Below you'll find my proposal, please contact me if you have any
questions or suggestions:
My proposal is to improve the current developer tools available in Rails to :
1. Deliver more information to the user about his current Rails dev setup.
2. Collect these results to create reports on the different versions
and environments of Rails and
upload them to a central server containing all this information. Think
of "isitruby1.9" but for the
Rails project (not for individual Rails apps).
In the past several people have started projects to keep CC.rb
instances of Rails running to keep
developers notified of the changes to the project, but as far as I
know there is not a "canonical"
Rails CI to provide this information.
Chad Woolley has been working on an EC2 backed tool to provide this
service to the community
(http://github.com/thewoolleyman/railsci) but his current scope goes
up to providing a tool we can install
on a pristine server to see what the current build status of Rails is.
Although this is immensely
helpful by itself, I think we can gather more information than the
test results to see "How's Rails
today".
My idea is to implement two tools that provide this information:
1. Improve the current Rails tools to get information about the
current version builds on developers
machines. This would include test results, performance information
(running times, memory usage,
GC-info, etc). Right now there are a couple of rake tasks that provide
this information to the user
when he runs it on his own applications (rake test:profile, rake
test:benchmark) but as far as I
know there are no tools to do this specifically on the Rails code
base. We'd have to write them
basing our work on the existing tools.
A simple patch to correct typos in the documentation or a refactoring
effort of a couple of methods might not
need to use these tools, but certain things like testing different
database connectors on different
Ruby implementations (REE vs. JRuby vs. MRI) could greatly benefit
from having access to this
information. On one hand the developers can find the slow points in
the system and try to fix them,
and in the other they'll be able to say "X implementation is probably
better suited to do Y or Z
tasks. When a user provides a bug report of Ruby 1.8.7 on OS X running
too slow we could just check
the results on our machines and see if it's a global issue or if it's
a local problem.
Once we have this information on the developer machines we could push
it to a centralized
repository. We could see how Rails behaves on different platforms and
under different
environments. This is especially useful when doing changes to the low
level stuff (the first example
I could think of is playing with the send_file method) since these
kind of changes are really
dependant on the platform/web servers/OS used.
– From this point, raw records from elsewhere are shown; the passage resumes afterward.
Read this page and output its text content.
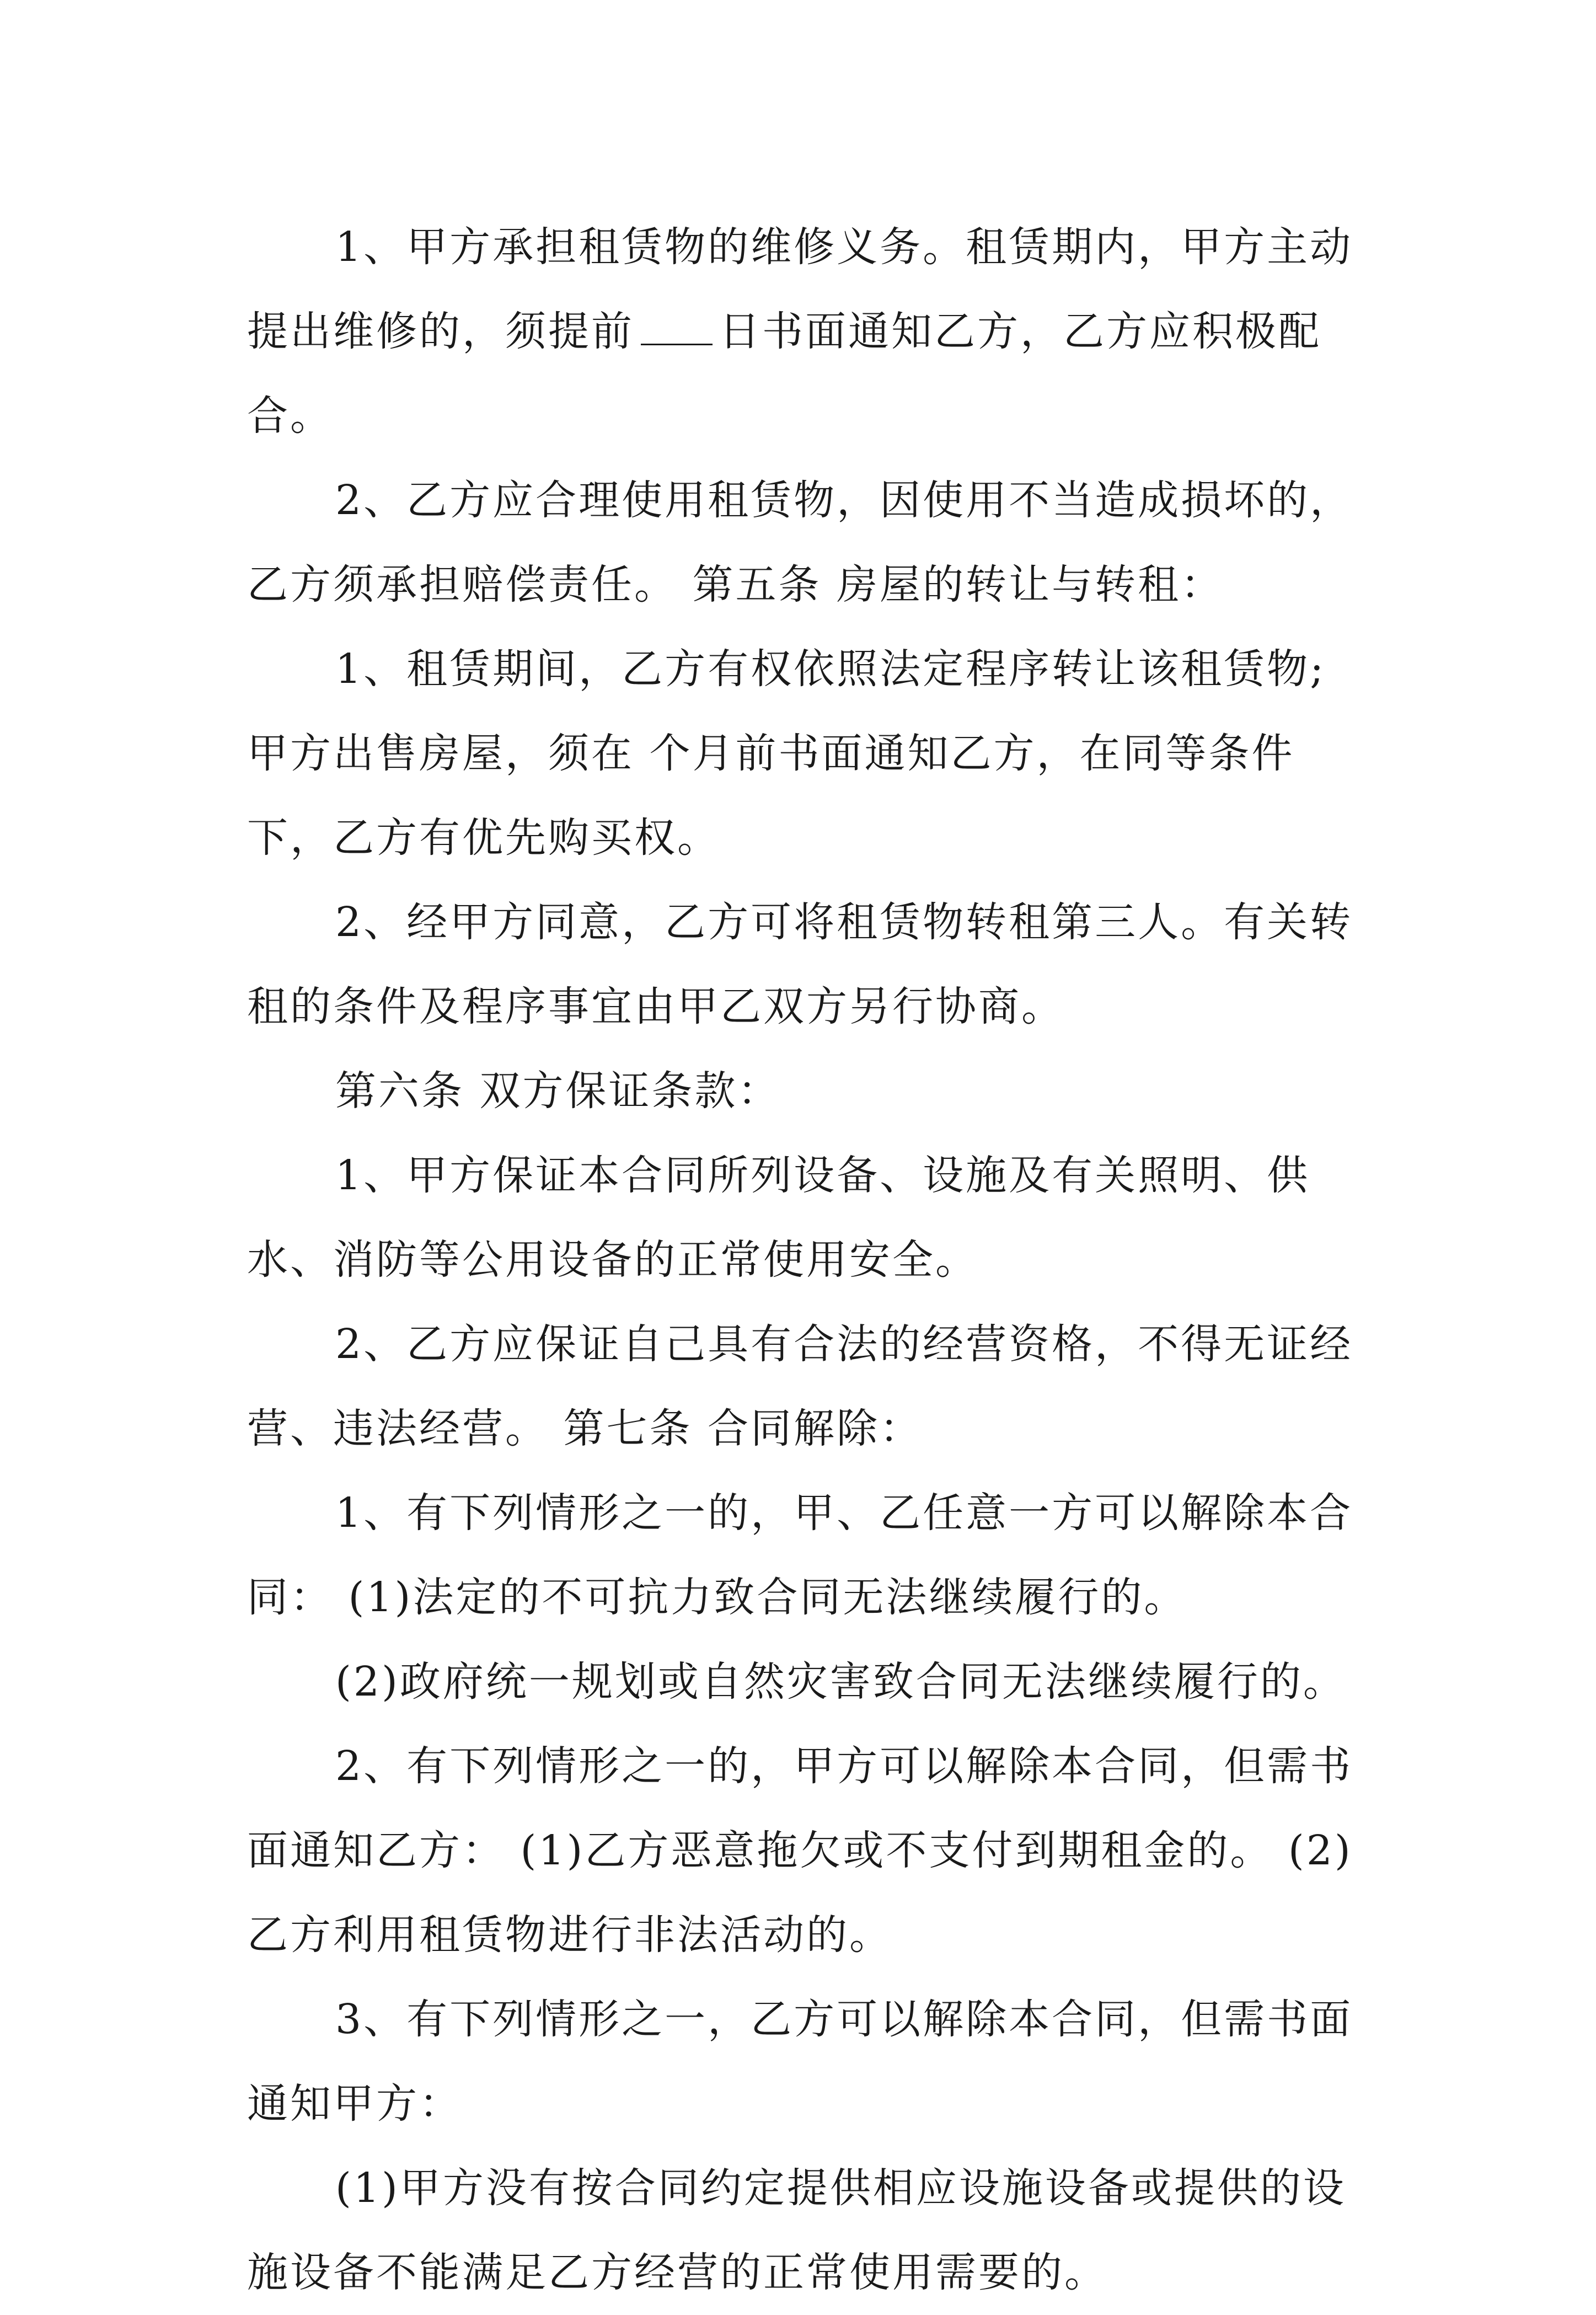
1、甲方承担租赁物的维修义务。租赁期内，甲方主动提出维修的，须提前 日书面通知乙方，乙方应积极配合。

2、乙方应合理使用租赁物，因使用不当造成损坏的，乙方须承担赔偿责任。 第五条 房屋的转让与转租：

1、租赁期间，乙方有权依照法定程序转让该租赁物;甲方出售房屋，须在 个月前书面通知乙方，在同等条件下，乙方有优先购买权。

2、经甲方同意，乙方可将租赁物转租第三人。有关转租的条件及程序事宜由甲乙双方另行协商。

第六条 双方保证条款：

1、甲方保证本合同所列设备、设施及有关照明、供水、消防等公用设备的正常使用安全。

2、乙方应保证自己具有合法的经营资格，不得无证经营、违法经营。 第七条 合同解除：

1、有下列情形之一的，甲、乙任意一方可以解除本合同： (1)法定的不可抗力致合同无法继续履行的。

(2)政府统一规划或自然灾害致合同无法继续履行的。

2、有下列情形之一的，甲方可以解除本合同，但需书面通知乙方： (1)乙方恶意拖欠或不支付到期租金的。 (2)乙方利用租赁物进行非法活动的。

3、有下列情形之一，乙方可以解除本合同，但需书面通知甲方：

(1)甲方没有按合同约定提供相应设施设备或提供的设施设备不能满足乙方经营的正常使用需要的。
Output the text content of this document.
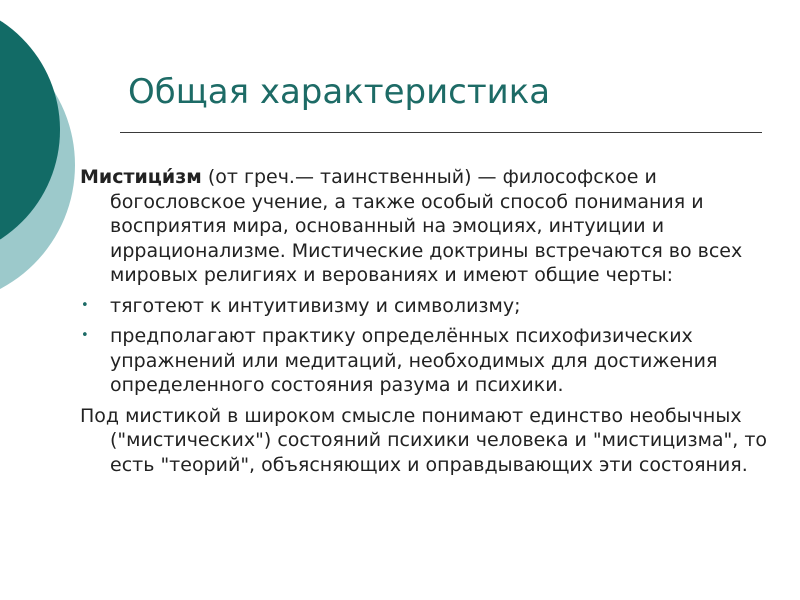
Общая характеристика

Мистици́зм (от греч.— таинственный) — философское и богословское учение, а также особый способ понимания и восприятия мира, основанный на эмоциях, интуиции и иррационализме. Мистические доктрины встречаются во всех мировых религиях и верованиях и имеют общие черты:

• тяготеют к интуитивизму и символизму;
• предполагают практику определённых психофизических упражнений или медитаций, необходимых для достижения определенного состояния разума и психики.

Под мистикой в широком смысле понимают единство необычных ("мистических") состояний психики человека и "мистицизма", то есть "теорий", объясняющих и оправдывающих эти состояния.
With this online tool we could see how a change affected the Rails
performance in general, and as an
added bonus we will also have access to the actual test results. This
is also good since we can
trivially see how the code changes in different environment:
Say that Arel decides to move the database connector code to a
DataObject backend. I write
this code, test it on my local machine and it works just fine, but
I don't have access to a
Windows system to try these tests on. I could just send a link to
the ML asking for someone to
please run a rake task or two and it will automatically test
everything, compile the results and
upload them to the website. There I would be able to see how
everything went and if there was a
problem I'll have instant access to that information.
I currently don't know how far Chad plans to take his project, but
from what I understand his idea
is to setup several EC2 images with different OS to try the code under
all the supported
platforms helping himself with RVM. If it works like this we'll be
able to integrate these results
into a "master" copy of the results (stuff we got from "official"
servers running clean versions of
Rails) so we have a baseline to compare against. If he's not planning
to support all the OS
combinations then we would still be able to get the results on all the
platforms (provided there are
enough users on those systems willing to run these tests).
I'd love to hear any feedback from you and your ideas on the project!